Preposterous in all of the worst ways, My Secret Santa is among the worst films of the year, even despite my usual tolerance for the hammy cheer and ludicrous laughs baked into these take-and-bake frozen streaming movies. It’s not even that the film is a technical disaster either; it doesn’t look horrible and it at least feels competent behind the camera. But when it comes to the story – the real heart and soul of any motion picture – My Secret Santa is the equivalent of spoiled eggnog. Not a lick of it makes sense, and it made me want to hurl.

Single Mom Taylor (Alexandra Breckenridge) gets fired just before Christmas from her job doing some type of quality control on cookies, her daughter Zoey (Madison MacIsaac) gets accepted into a pricey snowboarding academy at a ski lodge, and Taylor just so happens to hear that the lodge is in desperate need of a Santa. Plus, employees get a 50% discount for the snowboarding program. She’ll play Santa. After all, her brother and his partner just so happen to have all of the fanciest 3D printing and molding tech to disguise her as the man in the red suit.

Complicating things is her run in with playboy Matthew Layne (Ryan Eggold). They meet at a record store and he recognizes Taylor from her days as the leading lady punk rock singer for “Screaming Kittens,” but Matthew also happens to have just taken on a managing position at the lodge owned by his billionaire father. Matthew, a 40 something man who’s never worked a day in his life, wants to show his old man that he can get the job done. Meanwhile, Taylor has to pull her best Mrs. Doubtfire impression to both play Santa and finally take Matthew up on that cup of hot chocolate he won’t stop bugging her about it (because that’s what grown adults do, not 12 year olds on their very first date ever.)

Don’t mind you this doesn’t even cover the plot point about the villainous manager (Tia Mowry) trying to sabotage Matthew, or how Taylor’s female landlord is all horny for her when she’s dressed up as Santa, or how the film somehow inevitably ends with an outdoor concert where Taylor finally finds her voice and lust for life again.

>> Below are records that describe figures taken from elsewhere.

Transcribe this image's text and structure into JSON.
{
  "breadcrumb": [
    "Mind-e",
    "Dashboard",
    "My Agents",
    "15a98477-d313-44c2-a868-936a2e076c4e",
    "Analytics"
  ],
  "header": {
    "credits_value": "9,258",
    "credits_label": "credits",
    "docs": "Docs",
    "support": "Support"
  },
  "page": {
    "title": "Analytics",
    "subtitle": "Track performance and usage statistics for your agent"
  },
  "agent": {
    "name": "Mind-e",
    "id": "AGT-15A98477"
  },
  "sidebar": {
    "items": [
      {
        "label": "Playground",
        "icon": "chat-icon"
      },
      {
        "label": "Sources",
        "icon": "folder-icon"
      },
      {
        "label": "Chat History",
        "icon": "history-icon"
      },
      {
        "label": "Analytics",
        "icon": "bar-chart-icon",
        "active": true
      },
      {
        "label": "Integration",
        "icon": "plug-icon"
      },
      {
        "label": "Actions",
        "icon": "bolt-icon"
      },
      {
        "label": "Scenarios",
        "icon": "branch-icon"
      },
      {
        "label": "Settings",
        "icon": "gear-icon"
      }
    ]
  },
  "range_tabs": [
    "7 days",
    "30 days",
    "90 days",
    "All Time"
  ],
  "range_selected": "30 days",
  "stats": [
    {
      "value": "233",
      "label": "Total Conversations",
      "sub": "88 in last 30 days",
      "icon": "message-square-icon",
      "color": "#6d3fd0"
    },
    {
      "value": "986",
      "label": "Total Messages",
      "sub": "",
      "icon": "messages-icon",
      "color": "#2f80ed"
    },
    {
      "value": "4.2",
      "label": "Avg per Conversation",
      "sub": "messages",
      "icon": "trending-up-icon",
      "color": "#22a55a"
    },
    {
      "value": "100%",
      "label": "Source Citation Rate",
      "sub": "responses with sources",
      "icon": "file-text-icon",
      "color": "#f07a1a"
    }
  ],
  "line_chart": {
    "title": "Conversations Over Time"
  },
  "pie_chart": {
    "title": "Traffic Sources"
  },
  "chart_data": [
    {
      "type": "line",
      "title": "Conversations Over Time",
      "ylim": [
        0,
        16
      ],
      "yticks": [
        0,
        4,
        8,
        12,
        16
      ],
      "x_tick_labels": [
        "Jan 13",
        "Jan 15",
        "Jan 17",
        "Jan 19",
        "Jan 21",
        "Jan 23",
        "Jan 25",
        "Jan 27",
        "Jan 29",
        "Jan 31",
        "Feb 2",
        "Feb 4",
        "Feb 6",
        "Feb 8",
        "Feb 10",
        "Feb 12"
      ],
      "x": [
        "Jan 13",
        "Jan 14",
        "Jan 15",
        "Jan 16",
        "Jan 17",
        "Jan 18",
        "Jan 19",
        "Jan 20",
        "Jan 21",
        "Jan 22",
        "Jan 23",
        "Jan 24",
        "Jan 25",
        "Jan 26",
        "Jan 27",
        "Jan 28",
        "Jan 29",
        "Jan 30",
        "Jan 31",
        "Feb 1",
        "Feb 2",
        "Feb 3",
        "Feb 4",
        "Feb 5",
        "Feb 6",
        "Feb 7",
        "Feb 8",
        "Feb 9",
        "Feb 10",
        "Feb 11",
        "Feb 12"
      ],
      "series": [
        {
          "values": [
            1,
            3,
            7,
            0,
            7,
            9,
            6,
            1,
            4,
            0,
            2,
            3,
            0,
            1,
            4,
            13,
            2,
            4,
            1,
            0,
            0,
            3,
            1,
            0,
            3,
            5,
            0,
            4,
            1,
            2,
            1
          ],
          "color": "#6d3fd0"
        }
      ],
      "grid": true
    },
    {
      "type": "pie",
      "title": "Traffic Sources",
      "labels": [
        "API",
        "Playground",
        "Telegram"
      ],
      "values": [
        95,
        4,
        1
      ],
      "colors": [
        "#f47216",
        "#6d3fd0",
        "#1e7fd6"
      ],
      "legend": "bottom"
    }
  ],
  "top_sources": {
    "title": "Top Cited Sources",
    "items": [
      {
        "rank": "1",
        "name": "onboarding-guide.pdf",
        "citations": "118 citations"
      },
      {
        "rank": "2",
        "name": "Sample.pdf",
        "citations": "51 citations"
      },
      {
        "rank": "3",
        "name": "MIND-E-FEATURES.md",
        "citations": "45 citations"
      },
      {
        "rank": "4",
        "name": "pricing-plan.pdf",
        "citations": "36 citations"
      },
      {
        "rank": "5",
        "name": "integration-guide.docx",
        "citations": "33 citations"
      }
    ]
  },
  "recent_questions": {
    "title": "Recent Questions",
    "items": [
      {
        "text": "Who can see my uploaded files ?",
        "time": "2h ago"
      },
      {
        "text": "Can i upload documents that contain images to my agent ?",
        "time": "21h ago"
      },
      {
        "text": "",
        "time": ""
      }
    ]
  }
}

Only so much nonsense can get packed into a 90 minute movie (that feels about twice that length) until it starts bursting at the seams. My Secret Santa isn’t romantic, isn’t comedic, and really isn’t even self-aware enough to know how awful it really is. I’m typically a sucker for some of these movies, but this one I spat right out.

“This is the dumbest idea I’ve ever heard.”